I'm looking at the Lagrangian density for the free scalar field:
$ \mathcal{L} = \frac{1}{2} ( \partial_{\mu} \phi \partial^{\mu} \phi – m^2 \phi^2)$
and I'm trying to figure out how to write down the classical equations of motion using the Euler-Lagrange equations.
My question is:
How should I think about
$ \partial_{\mu} \frac{\partial\mathcal{L}}{\partial(\partial_{\mu}\phi)} = \partial^2\phi$?
What I mean is: in the Lagrangian density I have a derivative once with a raised and once with a lowered index. When taking the derivative of $\mathcal{L}$ by $\partial_{\mu}\phi$ this doesn't seem to matter and I get $ \partial^{\mu} \phi $ twice. Since $ g^{\mu\nu} \partial_{\nu} = \partial^{\mu}$ there seems to be something missing from my perspective.
Thank you!
Edit: $g_{\mu\nu}$ is supposed to denote the Minkowski tensor.

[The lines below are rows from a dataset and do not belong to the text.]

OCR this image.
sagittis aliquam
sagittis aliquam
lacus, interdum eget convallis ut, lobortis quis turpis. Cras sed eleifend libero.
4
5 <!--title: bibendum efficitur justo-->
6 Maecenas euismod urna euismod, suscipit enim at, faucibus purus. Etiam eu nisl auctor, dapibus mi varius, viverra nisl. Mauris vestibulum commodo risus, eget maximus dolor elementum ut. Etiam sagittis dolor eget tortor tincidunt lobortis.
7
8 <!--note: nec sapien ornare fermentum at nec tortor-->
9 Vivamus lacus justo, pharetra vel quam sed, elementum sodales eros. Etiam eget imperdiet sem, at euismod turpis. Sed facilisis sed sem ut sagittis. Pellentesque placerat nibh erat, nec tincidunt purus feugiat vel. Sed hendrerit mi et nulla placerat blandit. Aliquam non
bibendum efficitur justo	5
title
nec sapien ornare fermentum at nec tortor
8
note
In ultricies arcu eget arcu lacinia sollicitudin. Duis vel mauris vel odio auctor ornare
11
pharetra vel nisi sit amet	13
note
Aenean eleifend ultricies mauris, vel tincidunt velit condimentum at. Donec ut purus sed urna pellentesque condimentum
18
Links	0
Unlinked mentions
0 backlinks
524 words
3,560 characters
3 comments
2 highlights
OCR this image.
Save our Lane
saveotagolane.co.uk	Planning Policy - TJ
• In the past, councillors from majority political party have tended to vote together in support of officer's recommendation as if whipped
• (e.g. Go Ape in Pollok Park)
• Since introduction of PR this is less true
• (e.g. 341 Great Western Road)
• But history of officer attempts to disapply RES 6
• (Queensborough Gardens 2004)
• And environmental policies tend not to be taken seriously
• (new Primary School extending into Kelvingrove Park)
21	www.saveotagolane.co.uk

Edit: typo in description of Lagrangian density, irrelevant for question though.
Best Answer
It's probably a bit late, but I just came upon this question. Let's solve it explicitly:
$$\partial_\mu\frac{\partial\mathcal{L}}{\partial(\partial_\mu\phi)} =\frac{1}{2}\partial_\mu\frac{\partial}{\partial(\partial_\mu\phi)}\left(\partial_\nu\phi\partial^\nu\phi-m^2\phi\right)$$
Note the different indices in $\mathcal{L}$. It's important to be thoroughly explicit when calculating derivatives in tensor notation!
Obviously, the derivative of the $m^2\phi$ term just vanishes since it has nothing to do with $\partial_\mu\phi$. Let's single out the first term and work on it:
$$ \frac{\partial}{\partial(\partial_\mu\phi)}\partial_\nu\phi\partial^\nu\phi=\frac{\partial(\partial_\nu\phi)}{\partial(\partial_\mu\phi)}\partial^\nu\phi+\partial_\nu\phi\frac{\partial(\partial^\nu\phi)}{\partial(\partial_\mu\phi)} $$
By tensor derivative convention, we have $$\frac{\partial(\partial_\nu\phi)}{\partial(\partial_\mu\phi)}\equiv\delta_\nu^\mu$$ so the first term above becomes $$ \frac{\partial(\partial_\nu\phi)}{\partial(\partial_\mu\phi)}\partial^\nu\phi =\delta_\nu^\mu\partial^\nu\phi=\partial^\mu\phi$$ As for the second term, we have to lower the index on the numerator to be able to work with it: $$ \frac{\partial(\partial^\nu\phi)}{\partial(\partial_\mu\phi)} =g^{\omega\nu}\frac{\partial(\partial_\omega\phi)}{\partial(\partial_\mu\phi)}=g^{\omega\nu}\delta^\mu_\omega=g^{\mu\nu}$$ And thus $$ \partial_\nu\phi\frac{\partial(\partial^\nu\phi)}{\partial(\partial_\mu\phi)} =\partial_\nu\phi \ g^{\mu\nu}=\partial^\mu\phi$$
Putting everything together we have $$ \partial_\mu\frac{\partial\mathcal{\mathcal{L}}}{\partial(\partial_\mu\phi)}=\frac{1}{2}\partial_\mu\left(\partial^\mu\phi+\partial^\mu\phi\right) =2\cdot\frac{1}{2}\partial_\mu\partial^\mu\phi=\partial^2\phi$$
Hope the step-by-step helps, hit me up if you have any other questions!